How is State Authorization Serving Our Students? Guest Post from Trish Ritschel-TrifiloPosted September 11, 2012 in Archives, Uncategorized
The Face2Face, Blended and Online Learning webinar series is officially underway. We kicked things off last Friday with the first session (now available on our archive page) and we have another great session lined up this week. Dr. Trish Ritshcel-Trifilo, Distance Learning Specialist at Wayland Baptist University, will be one of the presenters, and she has a thought provoking guest post to share with us today. After reading the blog post, don’t forget to register for the second webinar on Friday, September 14 – Online Teaching F2F, Blended & Online – Week Two: Institutional Concerns.

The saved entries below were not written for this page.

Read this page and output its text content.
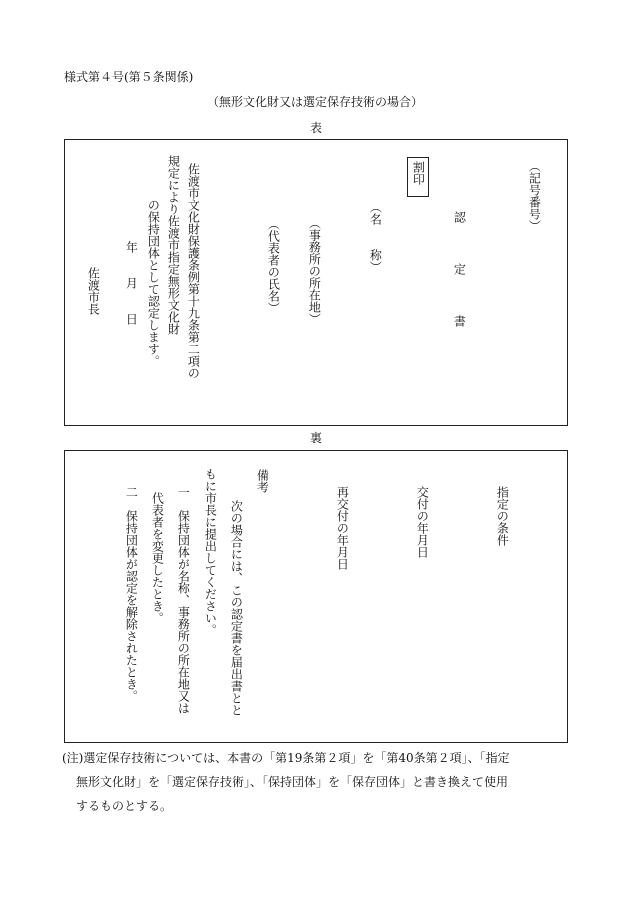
様式第４号(第５条関係)
（無形文化財又は選定保存技術の場合）
表
（記号番号）
認　定　書
割印
（名　　称）
（事務所の所在地）
（代表者の氏名）
佐渡市文化財保護条例第十九条第二項の
規定により佐渡市指定無形文化財
の保持団体として認定します。
年　　月　　日
佐渡市長
裏
指定の条件
交付の年月日
再交付の年月日
備考
次の場合には、この認定書を届出書とと
もに市長に提出してください。
一　保持団体が名称、事務所の所在地又は
代表者を変更したとき。
二　保持団体が認定を解除されたとき。
(注)選定保存技術については、本書の「第19条第２項」を「第40条第２項」、「指定
無形文化財」を「選定保存技術」、「保持団体」を「保存団体」と書き換えて使用
するものとする。
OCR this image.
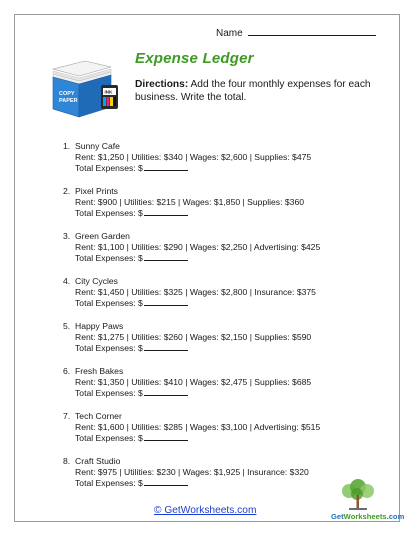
Name
COPY
PAPER
INK
Expense Ledger
Directions: Add the four monthly expenses for each business. Write the total.
1. Sunny Cafe
Rent: $1,250 | Utilities: $340 | Wages: $2,600 | Supplies: $475
Total Expenses: $
2. Pixel Prints
Rent: $900 | Utilities: $215 | Wages: $1,850 | Supplies: $360
Total Expenses: $
3. Green Garden
Rent: $1,100 | Utilities: $290 | Wages: $2,250 | Advertising: $425
Total Expenses: $
4. City Cycles
Rent: $1,450 | Utilities: $325 | Wages: $2,800 | Insurance: $375
Total Expenses: $
5. Happy Paws
Rent: $1,275 | Utilities: $260 | Wages: $2,150 | Supplies: $590
Total Expenses: $
6. Fresh Bakes
Rent: $1,350 | Utilities: $410 | Wages: $2,475 | Supplies: $685
Total Expenses: $
7. Tech Corner
Rent: $1,600 | Utilities: $285 | Wages: $3,100 | Advertising: $515
Total Expenses: $
8. Craft Studio
Rent: $975 | Utilities: $230 | Wages: $1,925 | Insurance: $320
Total Expenses: $
© GetWorksheets.com
GetWorksheets.com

In the past two years Institutions of Higher Ed who utilize distance components in their teaching and degree programs have been chasing their tail to try to understand and meet requirements for State Authorization. In October of 2010 the Department of Education (DOE) struck a blow to distance education when it mandated that Universities must authorize in every state where they have a presence. Non-compliance came with large penalties. State Authorization laws have been on the books for a long time so authorization is not something new; rather it is something brought to light by the DOE. Unfortunately, most states were not aware they had the law, some did not understand their laws, and most had no manpower to adequately manage the paperwork or enforce the law.
As the Director of an up and coming online program for a small private university (Hardin Simmons University) this created many concerns and headaches. Each state had a different set of rules, different definitions of “presence”, and costs to file ranged from 0 to tens of thousands of dollars per state. Do we deny a student access to an online course because they live in a state where the cost of authorization is $25,000? Well, yeah we do. What if this is a one time – one semester occurrence? How do we know where these students really are living at the time of the class? What about military students? Do we go by home state or current assignment? How do student practicums fit into the mix? Hundreds of questions and concerns came to the forefront.
Through various court proceedings we have finally arrived at a new questionable state. On July 31st 2012 the DOE quietly reversed its position saying it will no longer enforce a requirement that distance education programs obtain authorization in every state in which they enroll at least one student. – Whew! But wait…. The laws still exist, and states are still likely to enforce authorization laws if they have the manpower, especially those who see major dollar signs. What is a university to do? Do you claim to operate in ignorance of student location? Do you worry about it if you just have a handful of students in a state? Where is the dividing line? What of integrity and lawfulness? How do universities deal with the expense in dollars and manpower hours to follow the law?
And, has anyone seriously considered the service to the student in all of this? In this day of global learning are we really opening the doors of opportunity by denying someone access to a course because they live in the “wrong” state for our university? Online education is about accessibility to knowledge, learning opportunities, and ease of learning. My online students, through course design, can interact with experts in the field anywhere in the world. They can interact with students from other locations who have different perspectives and experiences. They become enriched. We need to learn how to integrate global learning with the cost of education, accessibility, protection of students’ rights, and the integrity of university programs. State authorization has some purpose in this.
Distance Education is complex with many components leading to excellence. First and foremost we must focus on the student, the consumer, the reason for any of this existence. Remember it’s the student we serve, the student who needs the knowledge to take us into the future. Let’s not get bogged down by archaic laws or greed. The DOE/State Authorization fiasco has put our united efforts in distance education into disarray forcing choices based strictly on dollars and amount of paperwork. State authorization has a purpose but should be a simple, inexpensive process for the benefit of the student, that Global Learner.
Tricia Ritschel-Trifilo has 34 years of experience in teaching face to face, including 17 online. She holds degrees in Biology, Anatomy, Neuroanatomy, and Education with a specialty in Instructional Design for Online Learning. Her research interests are in learning styles and brain pathways. An Air Force spouse, Trish has taught around the world. She recently left Hardin Simmons University to become the Distance Learning Specialist for Wayland Baptist University. She sits on the board of Texas Distance Learning Association, is the chair of education for the Texas Academy of Science, and is President of the Texas Blackboard Users Group (TBUG). She is a SoftChalk master presenter in their Innovator series.